Last Updated: Friday - 09/24/2010
Week of October 15, 2001
We have more faith than we admit
By MSGR. JIM LISANTE
I'm in my office and a young woman comes in to talk. She's about 24 years old and badly shaken by the recent death of her father. We speak about the meaning of life and death. She particularly wants to know about the afterlife.
What, she asks, is heaven really all about? How can we know that it exists? How can a person enjoy a happy life beyond this life? What kinds of sin would keep a person from experiencing God's goodness and mercy in the life-to-come?
Now that someone she loves has died, Marianne needs to know. And she wants, more than ever, to be a person of faith. She wants to believe in the transcendent. She wants to believe in a life greater than our earthly existence.
But sometimes hope fails her. Sometimes she's paralyzed by doubt. Sometimes it's too hard to believe in a reality you can't taste or see or feel.
Toward the end of our encounter Marianne looks sad. Her words revealed her struggle. "Father Jim, I wish I could be more like you. I wish I could believe that my father is more alive now than he was before. Believe me, no one wants to trust that there's a heaven more than me. But I just can't. My faith is so weak."
Marianne is not alone. Many people I know and love are unsure of their faith. In a world that celebrates the provable, the verifiable and the scientific, belief in that which we cannot confirm seems too hard by half.
Maybe we're being too hard on ourselves. Maybe we're more given to faith than we know. Maybe we do, in fact, trust the unknown more fully than we realize. An example: after generations of talk about the supremacy of science over belief in God, polls tell us differently.
One survey, published a couple of years ago in The Globe and Mail, has 84 per cent of the Canadian people saying they believe in God.

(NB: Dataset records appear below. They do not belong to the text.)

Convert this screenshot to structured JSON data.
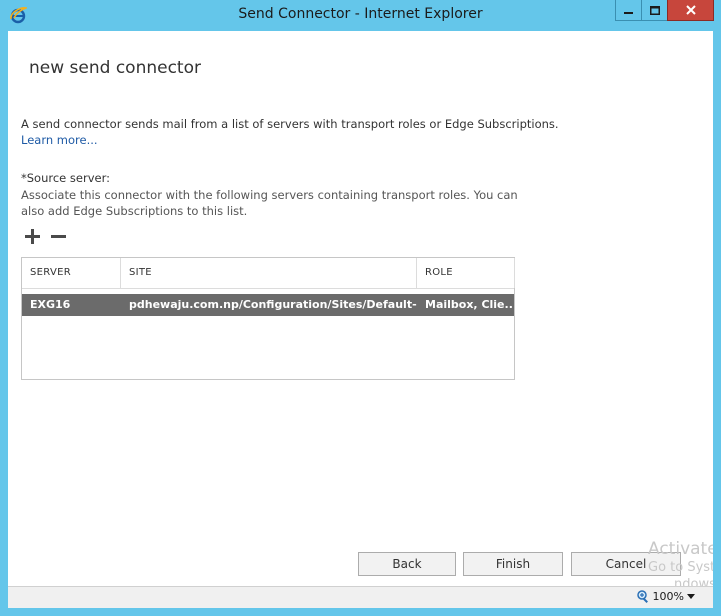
{
  "window": {
    "title": "Send Connector - Internet Explorer"
  },
  "page": {
    "heading": "new send connector",
    "description": "A send connector sends mail from a list of servers with transport roles or Edge Subscriptions.",
    "learn_more": "Learn more...",
    "source_server_label": "*Source server:",
    "source_server_desc": "Associate this connector with the following servers containing transport roles. You can also add Edge Subscriptions to this list."
  },
  "table": {
    "columns": [
      "SERVER",
      "SITE",
      "ROLE"
    ],
    "rows": [
      {
        "server": "EXG16",
        "site": "pdhewaju.com.np/Configuration/Sites/Default-Fi...",
        "role": "Mailbox, Clie..."
      }
    ]
  },
  "buttons": {
    "back": "Back",
    "finish": "Finish",
    "cancel": "Cancel"
  },
  "watermark": {
    "line1": "Activate",
    "line2": "Go to Syst",
    "line3": "ndows."
  },
  "statusbar": {
    "zoom": "100%"
  },
  "colors": {
    "frame": "#64c6ea",
    "close_button": "#c7463c",
    "selected_row": "#6b6b6b",
    "link": "#1e5aa5"
  },
  "icons": {
    "app": "internet-explorer-icon",
    "add": "plus-icon",
    "remove": "minus-icon",
    "zoom": "zoom-icon",
    "zoom_dropdown": "chevron-down-icon"
  }
}
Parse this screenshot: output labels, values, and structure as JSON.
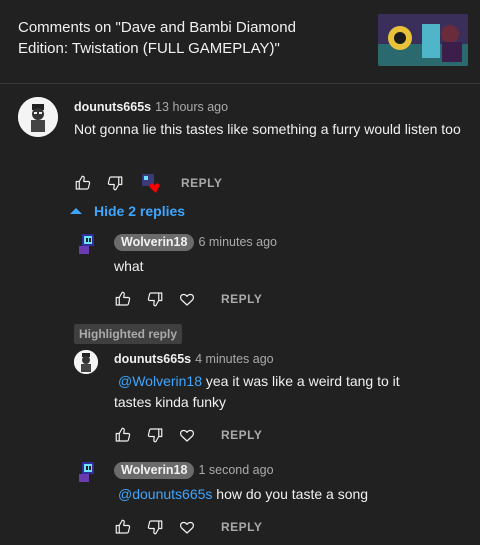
{
  "header": {
    "title": "Comments on \"Dave and Bambi Diamond Edition: Twistation (FULL GAMEPLAY)\""
  },
  "comments": [
    {
      "author": "dounuts665s",
      "time": "13 hours ago",
      "text": "Not gonna lie this tastes like something a furry would listen too",
      "reply_label": "REPLY"
    }
  ],
  "replies_toggle": {
    "label": "Hide 2 replies"
  },
  "replies": [
    {
      "author": "Wolverin18",
      "time": "6 minutes ago",
      "text": "what",
      "reply_label": "REPLY"
    },
    {
      "badge": "Highlighted reply",
      "author": "dounuts665s",
      "time": "4 minutes ago",
      "mention": "@Wolverin18",
      "text": "yea it was like a weird tang to it tastes kinda funky",
      "reply_label": "REPLY"
    },
    {
      "author": "Wolverin18",
      "time": "1 second ago",
      "mention": "@dounuts665s",
      "text": "how do you taste a song",
      "reply_label": "REPLY"
    }
  ],
  "colors": {
    "link": "#3ea6ff",
    "background": "#212121",
    "heart": "#ff0000"
  },
  "icons": [
    "like-icon",
    "dislike-icon",
    "creator-heart-icon",
    "heart-icon",
    "chevron-up-icon"
  ]
}
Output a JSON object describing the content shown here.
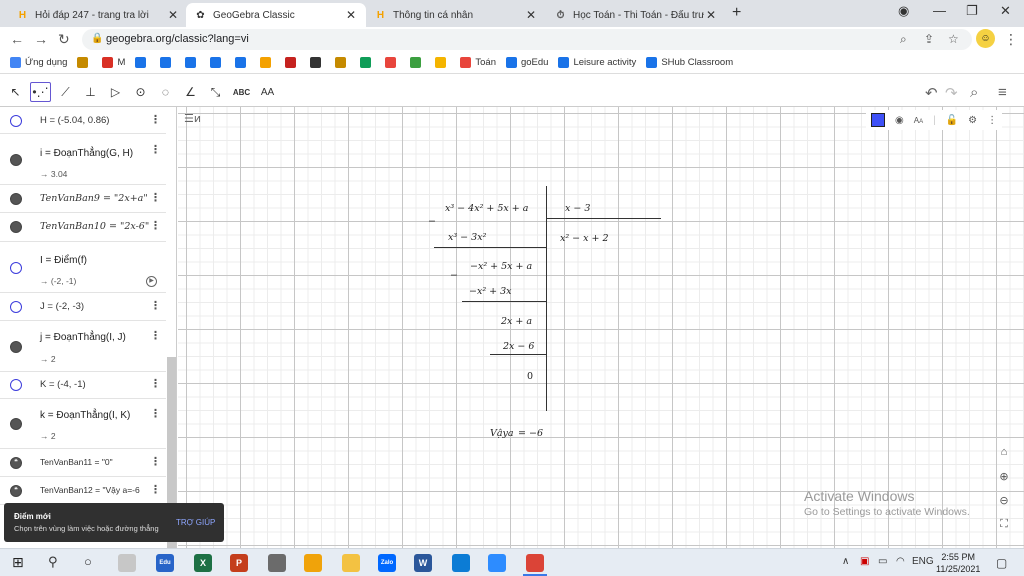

Perhaps more convincingly, are the signs of faith all around us. Think of them. You drive your car and stop for a traffic light. You trust that when it's green for you, it's simultaneously red for those in the cross traffic. You have no way of knowing if that's true, but you trust nonetheless.
You board an airliner to visit relatives. You sit in a seat and allow someone you don't know and never met to lift you and the others around you to a height of 35,000 feet. You put your life in the hands of a stranger who, you believe, will get you there in one piece.
You go to a doctor and essentially place your body in his or her hands. You trust them to know their business. You don't know if the day they operate is a good or bad day for them. You rarely know the statistics on their rates of success. But they're doctors and you tend to believe they can make it all right.
Or how about love? You date a person for a while. You think you've come to know them. Together you decide to build a life together. The marriage takes place at which you promise before God to love, honour and respect each other always and forever.
You don't know what the future holds. You don't know how well or how poorly the two of you will handle the inevitable disappointments and challenges of life. In so many ways, every act of love and commitment, every marriage is a leap into the unknown.
But you take the chance. You accept the challenge. You dare to make a leap of faith.
In each case, you accept risk. You decide that some things that cannot be seen or proven must be left to faith. I think most of us believe far more than we know. We recognize at some powerful inner level that life is without meaning unless it's lived with hope and trust.
Marianne thought she was weak in the ways of faith. But her search, her questioning and the very act of loving her Dad showed something else. It demonstrated that we are, by our very nature, given to trust. We are, thank God, people of faith.